Liebe ahoi
„Gehen Sie voraus, Sir."
Marc verzog keine Miene und wandte sich um. „Sie sollten mir noch sagen, wo Sie Ihre Sachen haben. Ich lasse sie dann morgen abholen."
Sie hatte zuletzt auf dem Sofa einer älteren Witwe geschlafen, die die Freundin einer Bekannten war und streunende Katzen sammelte. Einmal nicht mit sechs oder acht Tierchen das Lager teilen zu müssen war eine verlockende Vorstellung. „Okay, ich
werde Ihnen die Adresse aufschreiben", erwiderte Maxine, als sie ihm von der Küche in einen Flur folgte.
„Gut." Er öffnete eine Tür und schaltete das Licht ein. „Das ist Ihr Zimmer." Es war ein kleiner, einfach eingerichteter Raum, dessen altmodisches Mobiliar eine gemütliche Atmosphäre schuf. „Das Bad liegt am Ende des Flurs, und hier nebenan befindet sich mein Zimmer."
„Ihr Zimmer?" fragte sie entsetzt.
Marc betrachtete sie mit noch verschlossenerer Miene. „Dies ist mein Cottage, Miss
Baptiste. Ich dachte, es wäre Ihnen klar."
Maxine spürte, wie sie in Panik geriet, wusste allerdings nicht, warum. „Wohnen Sie
nicht oben auf dem Hügel?"
„Nein." Er lehnte sich gegen seine Zimmertür. „Das habe ich einmal, aber nun bin ich hier zu Hause."
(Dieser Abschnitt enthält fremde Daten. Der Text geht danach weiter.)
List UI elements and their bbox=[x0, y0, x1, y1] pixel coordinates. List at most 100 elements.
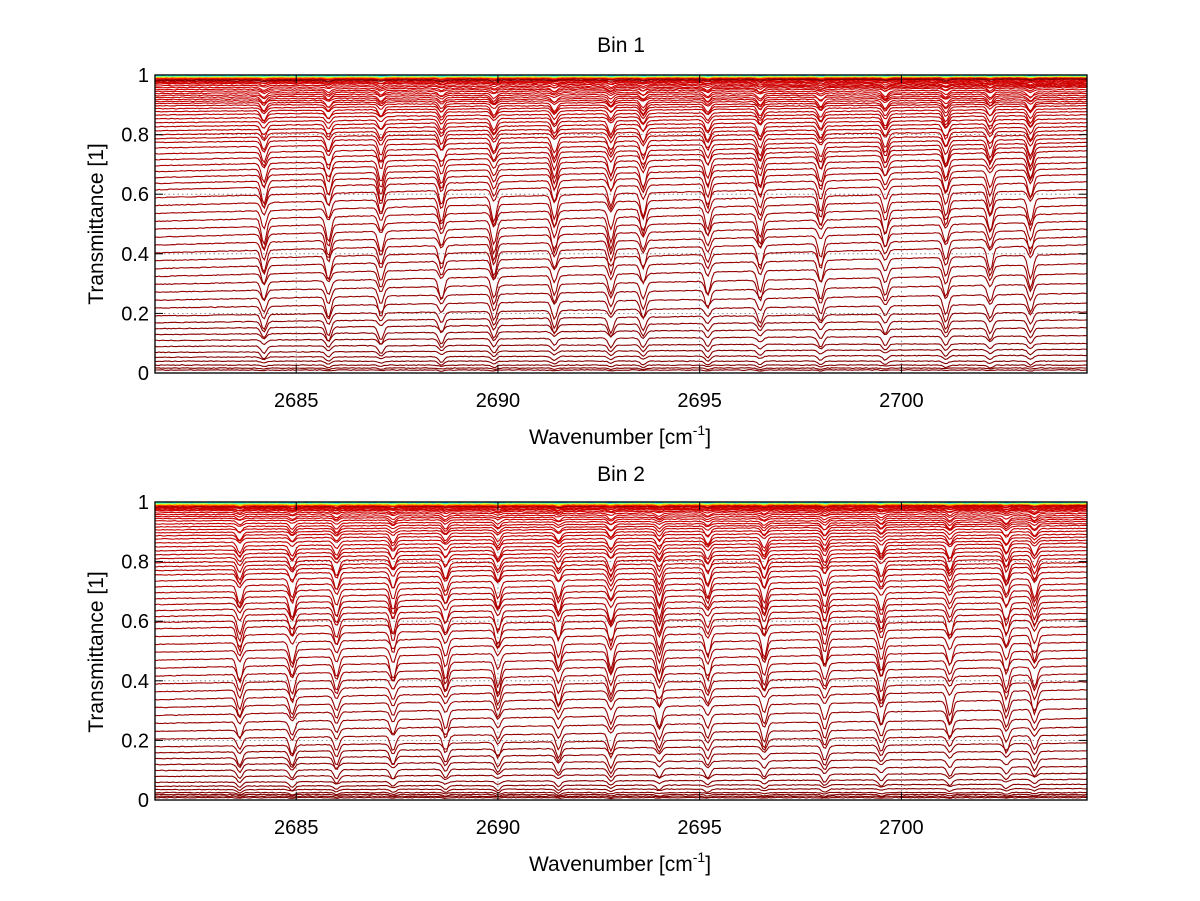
series-line bbox=[154, 292, 1088, 322]
series-line bbox=[154, 263, 1087, 302]
series-line bbox=[154, 243, 1088, 286]
x-tick-label: 2690 bbox=[476, 390, 521, 412]
series-line bbox=[154, 84, 1088, 94]
series-line bbox=[154, 326, 1088, 345]
series-line bbox=[154, 173, 1088, 213]
series-line bbox=[154, 657, 1088, 696]
x-tick-label: 2695 bbox=[677, 817, 722, 839]
series-line bbox=[154, 577, 1088, 610]
series-line bbox=[154, 787, 1088, 794]
series-line bbox=[154, 681, 1088, 719]
series-line bbox=[154, 85, 1088, 96]
axes-frame bbox=[154, 74, 1088, 374]
x-axis-label-suffix: ] bbox=[705, 853, 711, 876]
series-line bbox=[154, 783, 1088, 792]
series-line bbox=[154, 542, 1088, 563]
series-line bbox=[154, 549, 1088, 577]
series-line bbox=[154, 793, 1088, 798]
series-line bbox=[154, 82, 1088, 89]
series-line bbox=[154, 612, 1088, 653]
series-line bbox=[154, 557, 1088, 586]
y-tick-label: 0.2 bbox=[121, 303, 149, 325]
series-line bbox=[154, 141, 1088, 172]
series-line bbox=[154, 77, 1088, 81]
x-axis-label: Wavenumber [cm-1] bbox=[529, 849, 711, 876]
series-line bbox=[154, 778, 1088, 789]
chart-bin-1: Bin 1 2685 2690 2695 2700 0 0.2 0.4 0.6 0.8 1 Tra… bbox=[85, 34, 1088, 449]
series-line bbox=[154, 88, 1088, 101]
x-tick-label: 2700 bbox=[879, 390, 924, 412]
series-line bbox=[154, 791, 1088, 796]
series-line bbox=[154, 156, 1088, 197]
series-line bbox=[154, 354, 1088, 363]
series-line bbox=[154, 364, 1088, 369]
series-line bbox=[154, 92, 1088, 106]
x-tick-label: 2695 bbox=[677, 390, 722, 412]
y-tick-label: 0.8 bbox=[121, 552, 149, 574]
series-line bbox=[154, 546, 1088, 572]
series-line bbox=[154, 750, 1088, 770]
series-line bbox=[154, 641, 1088, 684]
series-line bbox=[154, 188, 1088, 231]
y-tick-label: 1 bbox=[138, 492, 149, 514]
series-line bbox=[154, 795, 1088, 799]
y-tick-label: 0.6 bbox=[121, 184, 149, 206]
series-line bbox=[154, 625, 1088, 666]
series-line bbox=[154, 588, 1088, 622]
series-line bbox=[154, 516, 1088, 526]
x-axis-label-main: Wavenumber [cm bbox=[529, 853, 693, 876]
series-line bbox=[154, 765, 1088, 780]
axes-frame bbox=[154, 501, 1088, 801]
series-line bbox=[154, 726, 1088, 756]
series-line bbox=[154, 96, 1088, 112]
series-line bbox=[154, 507, 1088, 513]
series-line bbox=[154, 121, 1088, 146]
series-line bbox=[154, 129, 1088, 156]
series-line bbox=[154, 114, 1088, 140]
x-axis-label: Wavenumber [cm-1] bbox=[529, 422, 711, 449]
series-line bbox=[154, 772, 1088, 784]
y-axis-label: Transmittance [1] bbox=[85, 571, 108, 732]
series-line bbox=[154, 539, 1088, 562]
series-line bbox=[154, 319, 1088, 342]
series-line bbox=[154, 110, 1088, 132]
series-line bbox=[154, 633, 1088, 672]
y-tick-label: 0.4 bbox=[121, 671, 149, 693]
series-line bbox=[154, 342, 1088, 355]
series-line bbox=[154, 665, 1088, 704]
series-line bbox=[154, 236, 1088, 281]
series-line bbox=[154, 367, 1088, 371]
y-tick-label: 0.4 bbox=[121, 244, 149, 266]
series-line bbox=[154, 508, 1088, 514]
series-line bbox=[154, 228, 1088, 274]
y-tick-label: 0.8 bbox=[121, 125, 149, 147]
series-line bbox=[154, 90, 1088, 104]
x-axis-label-main: Wavenumber [cm bbox=[529, 426, 693, 449]
series-line bbox=[154, 167, 1088, 210]
series-line bbox=[154, 509, 1088, 516]
series-line bbox=[154, 100, 1088, 117]
series-line bbox=[154, 553, 1088, 582]
series-line bbox=[154, 758, 1088, 775]
series-line bbox=[154, 77, 1088, 82]
series-line bbox=[154, 717, 1088, 743]
series-line bbox=[154, 196, 1088, 246]
series-line bbox=[154, 161, 1088, 206]
series-line bbox=[154, 742, 1088, 767]
y-tick-label: 0.6 bbox=[121, 611, 149, 633]
series-line bbox=[154, 253, 1088, 288]
series-line bbox=[154, 649, 1088, 689]
x-axis-label-suffix: ] bbox=[705, 426, 711, 449]
y-tick-label: 0 bbox=[138, 363, 149, 385]
chart-bin-2: Bin 2 2685 2690 2695 2700 0 0.2 0.4 0.6 0.8 1 Tra… bbox=[85, 463, 1088, 876]
series-line bbox=[154, 348, 1088, 360]
x-axis-label-sup: -1 bbox=[693, 849, 706, 865]
series-line bbox=[154, 125, 1088, 152]
series-line bbox=[154, 527, 1088, 544]
series-line bbox=[154, 533, 1088, 555]
series-line bbox=[154, 137, 1088, 171]
series-line bbox=[154, 86, 1088, 98]
series-line bbox=[154, 83, 1088, 92]
y-tick-label: 0 bbox=[138, 790, 149, 812]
Sie war überrascht. Susan und er hatten auf sie nicht wie ein getrenntes Ehepaar
gewirkt. Lässig zuckte sie die Schultern. „Das ist wirklich schade."
„Ach ja?"
Maxine blickte weg, um ihre Gefühle in den Griff zu bekommen. „Sie leben also
getrennt?"
„Wie bitte?"
„Sie leben also getrennt von Ihrer Frau und Ihrem Kind." Sie konnte nicht anders, sie musste ihn wieder ansehen.
Marc verschränkte die Arme vor der Brust. „Von meiner Frau und meinem Kind?"
„Hören Sie nicht gut, Doc? Ich rede von Susan, also Mrs. Merit, und Ihrem Baby Kyle. Die beiden wohnen auf dem Hügel und Sie hier unten?"
Er ist zweifellos eine blendende Erscheinung, allerdings auch ein ausgesprochener
Griesgram, überlegte sie und runzelte die Stirn. Doch eben bei Susan hatte er sich sehr charmant gezeigt. Vermutlich hatte er sich irgendetwas zu Schulden kommen lassen und versuchte momentan, sie zurückzugewinnen.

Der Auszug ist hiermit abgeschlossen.